Jingga perlahan menelan langkahnya. Sore itu ia sudahi dengan enggan. Menatap jalan untuk terakhir kalinya dan setelah yakin tak ada bayangan datang, ia beranjak pulang. Begitu terus tiap petang. Mempertahankan harapan yang kini perlahan menjadi kebiasaan. Orang lalu lalang abai dari pandangan. Bukan mereka yang ia cari, meski belakangan pandangannya lebih banyak menerawang.

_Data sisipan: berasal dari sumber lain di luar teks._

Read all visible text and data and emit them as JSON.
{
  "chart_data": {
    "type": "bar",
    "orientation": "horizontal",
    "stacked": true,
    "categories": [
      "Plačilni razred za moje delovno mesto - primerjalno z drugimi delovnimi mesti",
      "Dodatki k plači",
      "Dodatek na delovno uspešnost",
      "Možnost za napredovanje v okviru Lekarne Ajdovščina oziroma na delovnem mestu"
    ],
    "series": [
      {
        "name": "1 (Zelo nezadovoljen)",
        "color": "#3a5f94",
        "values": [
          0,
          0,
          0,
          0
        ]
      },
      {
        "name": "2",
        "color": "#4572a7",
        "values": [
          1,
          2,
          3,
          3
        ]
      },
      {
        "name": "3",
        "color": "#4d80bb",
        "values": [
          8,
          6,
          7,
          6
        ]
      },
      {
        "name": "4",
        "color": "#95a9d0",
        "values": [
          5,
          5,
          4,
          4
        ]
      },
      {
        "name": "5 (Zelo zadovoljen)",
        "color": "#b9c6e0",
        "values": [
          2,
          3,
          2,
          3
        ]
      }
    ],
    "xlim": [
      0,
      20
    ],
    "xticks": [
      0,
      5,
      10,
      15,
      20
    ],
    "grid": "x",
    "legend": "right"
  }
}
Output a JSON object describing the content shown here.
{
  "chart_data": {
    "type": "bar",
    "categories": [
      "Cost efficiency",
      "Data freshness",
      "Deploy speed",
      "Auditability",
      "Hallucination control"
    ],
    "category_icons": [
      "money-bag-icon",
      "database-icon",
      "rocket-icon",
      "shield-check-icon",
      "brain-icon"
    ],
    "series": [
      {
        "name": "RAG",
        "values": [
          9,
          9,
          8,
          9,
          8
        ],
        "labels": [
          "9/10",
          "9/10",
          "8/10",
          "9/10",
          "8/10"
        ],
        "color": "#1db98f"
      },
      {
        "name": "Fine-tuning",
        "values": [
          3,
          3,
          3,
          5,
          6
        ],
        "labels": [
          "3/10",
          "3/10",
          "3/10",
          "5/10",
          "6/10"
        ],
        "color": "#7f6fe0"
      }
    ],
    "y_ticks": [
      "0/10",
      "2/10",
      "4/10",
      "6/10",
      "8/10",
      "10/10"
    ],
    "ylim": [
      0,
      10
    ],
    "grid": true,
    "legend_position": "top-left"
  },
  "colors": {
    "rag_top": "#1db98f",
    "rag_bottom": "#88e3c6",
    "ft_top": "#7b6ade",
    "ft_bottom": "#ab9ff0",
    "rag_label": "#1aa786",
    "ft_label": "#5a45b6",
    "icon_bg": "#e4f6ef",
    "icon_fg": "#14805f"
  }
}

Ia dan dia. Dulu tak ada waktu yang dilewatkan tanpa bercengkrama bersama. Bukan lewat pegangan tangan layaknya muda mudi zaman sekarang, tapi hanya lewat tatapan. Perbincangan hening yang membuat saat-saat bersama berlalu tanpa terasa. Namun perkelahian senja itu menyudahi semuanya. Menghabiskan segala tawa yang pernah dibangun bersama. Adakalanya ia berharap dapat mengubah beberapa detik dari momen itu, namun dikala lain, ia memang merasa begitulah takdir menggariskan kisah hidupnya. Tanpa pernah ia tahu mengapa apa yang sebenarnya terjadi pada detik-detik yang kini menjadi selamanya.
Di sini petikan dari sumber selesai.